白棠沒好氣地說道“總之就是不收我是吧。明明我比小宴子識更多字,比新來的這個陳晉也更熟識藥材,我也更聰明!”
“你是女子。”賽華佗搖搖頭“我這醫術啊,傳男不傳女。”
白棠氣的怔在原處,她定定地瞅著賽華佗,一口氣堵在胸口處怎麼也順不出來,眼淚直在眼眶裡打轉,她寧可賽華佗說出些彆的理由來,但她也明白這種根深蒂固的思想是說不通的。於是她停了半晌又問道“小宴子去哪兒了?”
“是誰啊?”陳晉瞧著氣氛尷尬,又丈二和尚摸不著頭腦。
“你師兄。”賽華佗對著陳晉說道,又看向白棠“不知道他去哪兒了,昨天突然興致勃勃地熬了一大鍋解酒湯,然後推了個小車子出去賣了,結果一晚上沒回來。”
“我知道了。
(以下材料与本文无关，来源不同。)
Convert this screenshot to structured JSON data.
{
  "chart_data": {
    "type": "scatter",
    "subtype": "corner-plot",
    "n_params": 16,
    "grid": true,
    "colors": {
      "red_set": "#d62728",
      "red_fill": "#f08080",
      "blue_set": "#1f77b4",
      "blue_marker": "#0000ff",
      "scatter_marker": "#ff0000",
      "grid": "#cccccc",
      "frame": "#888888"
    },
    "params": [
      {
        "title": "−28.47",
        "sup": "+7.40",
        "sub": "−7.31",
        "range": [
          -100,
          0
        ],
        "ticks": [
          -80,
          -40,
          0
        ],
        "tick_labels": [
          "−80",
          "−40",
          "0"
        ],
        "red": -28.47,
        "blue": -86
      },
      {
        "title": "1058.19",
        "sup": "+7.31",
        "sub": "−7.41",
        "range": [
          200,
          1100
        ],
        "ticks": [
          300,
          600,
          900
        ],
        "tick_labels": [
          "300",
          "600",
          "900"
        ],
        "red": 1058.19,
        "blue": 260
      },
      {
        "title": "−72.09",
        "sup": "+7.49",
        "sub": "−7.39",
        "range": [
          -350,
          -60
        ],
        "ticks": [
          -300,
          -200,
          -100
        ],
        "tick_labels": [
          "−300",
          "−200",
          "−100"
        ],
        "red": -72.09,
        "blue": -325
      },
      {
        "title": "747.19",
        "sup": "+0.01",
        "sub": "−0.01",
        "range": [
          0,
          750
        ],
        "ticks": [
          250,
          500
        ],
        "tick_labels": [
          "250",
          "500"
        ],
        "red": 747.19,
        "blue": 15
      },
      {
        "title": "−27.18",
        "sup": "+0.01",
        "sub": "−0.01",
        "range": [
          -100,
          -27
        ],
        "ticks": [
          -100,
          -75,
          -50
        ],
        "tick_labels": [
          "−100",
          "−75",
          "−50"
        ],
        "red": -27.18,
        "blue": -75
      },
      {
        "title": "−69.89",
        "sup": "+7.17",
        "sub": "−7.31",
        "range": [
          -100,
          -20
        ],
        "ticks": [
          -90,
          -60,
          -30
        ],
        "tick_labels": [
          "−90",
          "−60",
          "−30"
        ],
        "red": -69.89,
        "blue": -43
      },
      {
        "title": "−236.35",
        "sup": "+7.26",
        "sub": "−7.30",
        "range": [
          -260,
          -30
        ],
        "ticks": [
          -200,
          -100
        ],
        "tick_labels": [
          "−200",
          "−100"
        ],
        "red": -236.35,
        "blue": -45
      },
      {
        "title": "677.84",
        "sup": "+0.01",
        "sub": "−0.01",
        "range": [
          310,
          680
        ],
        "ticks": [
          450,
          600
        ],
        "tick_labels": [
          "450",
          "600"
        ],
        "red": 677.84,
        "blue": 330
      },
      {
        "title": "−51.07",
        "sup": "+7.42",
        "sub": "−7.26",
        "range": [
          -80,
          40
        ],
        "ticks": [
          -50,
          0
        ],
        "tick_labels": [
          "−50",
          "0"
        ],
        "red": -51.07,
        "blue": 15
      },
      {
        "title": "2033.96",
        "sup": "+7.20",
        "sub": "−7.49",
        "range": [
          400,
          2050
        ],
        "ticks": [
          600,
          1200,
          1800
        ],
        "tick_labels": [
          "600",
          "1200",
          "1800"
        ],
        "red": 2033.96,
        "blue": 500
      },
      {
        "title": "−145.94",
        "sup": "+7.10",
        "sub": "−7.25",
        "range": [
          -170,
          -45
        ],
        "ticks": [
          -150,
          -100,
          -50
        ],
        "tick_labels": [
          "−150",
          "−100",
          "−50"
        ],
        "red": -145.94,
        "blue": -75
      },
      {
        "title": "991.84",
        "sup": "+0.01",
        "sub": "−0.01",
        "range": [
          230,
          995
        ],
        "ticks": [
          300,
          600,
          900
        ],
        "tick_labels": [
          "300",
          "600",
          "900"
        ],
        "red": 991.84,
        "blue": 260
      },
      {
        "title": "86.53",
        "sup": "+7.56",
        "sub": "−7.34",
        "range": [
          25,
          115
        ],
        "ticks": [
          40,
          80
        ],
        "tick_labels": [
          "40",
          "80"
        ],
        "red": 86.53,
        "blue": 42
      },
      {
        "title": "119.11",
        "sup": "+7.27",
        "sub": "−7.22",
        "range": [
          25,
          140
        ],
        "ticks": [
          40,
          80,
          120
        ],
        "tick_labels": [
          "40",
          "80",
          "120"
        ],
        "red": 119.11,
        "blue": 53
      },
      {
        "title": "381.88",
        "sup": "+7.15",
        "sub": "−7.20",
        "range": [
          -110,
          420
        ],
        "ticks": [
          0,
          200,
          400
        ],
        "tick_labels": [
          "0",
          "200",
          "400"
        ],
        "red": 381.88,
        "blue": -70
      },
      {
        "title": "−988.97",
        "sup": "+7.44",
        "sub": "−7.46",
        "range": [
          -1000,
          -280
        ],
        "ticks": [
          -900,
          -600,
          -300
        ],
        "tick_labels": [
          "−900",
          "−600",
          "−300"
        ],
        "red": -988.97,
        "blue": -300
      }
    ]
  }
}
”白棠麵色凝重地往外頭走,正碰上來找她的小鈴鐺。小鈴鐺和柳兒都知道白棠在這外頭的落腳地,不是賽華佗這裡就是宋娘子那裡,久而久之也算熟門熟路。
小鈴鐺隻焦急地叫了一聲“姑娘,大娘子正急著找您。”就被白棠半拖半拽地拉走了,可那聲‘姑娘’卻正落在陳晉耳朵裡,白棠頭上的金釵也晃著他的眼睛。
陳晉開口問道“師父,剛那位姑娘可是汴京城裡大戶人家的姑娘?”
“不是。”賽華佗搖搖頭,手裡捏著一支珠釵,上麵的珍珠瞧著眼熟“她日子很苦。”陳晉點點頭也不再詢問了,隻低頭去認那些晦澀難懂的藥材。
這邊白棠跟小鈴鐺剛走出醫藥鋪子,就正聽見臨街的一戶人家在叫罵。
“不要臉的,”一個瘋婆子叫的震天響“你敢偷吃!一個丫頭,竟敢搶你弟弟的口糧。”她罵的那麼凶那麼狠,白棠和小鈴鐺趕到的時候,那婆子正將一個丫頭的一個耳刮子抽到地上,又將自己身邊所有能抓到的東西都摜在那丫頭身上,那丫頭躲避不急,披頭散發的也認不出樣貌。
“彆打了。”白棠瞧著心裡不忍,便開了口。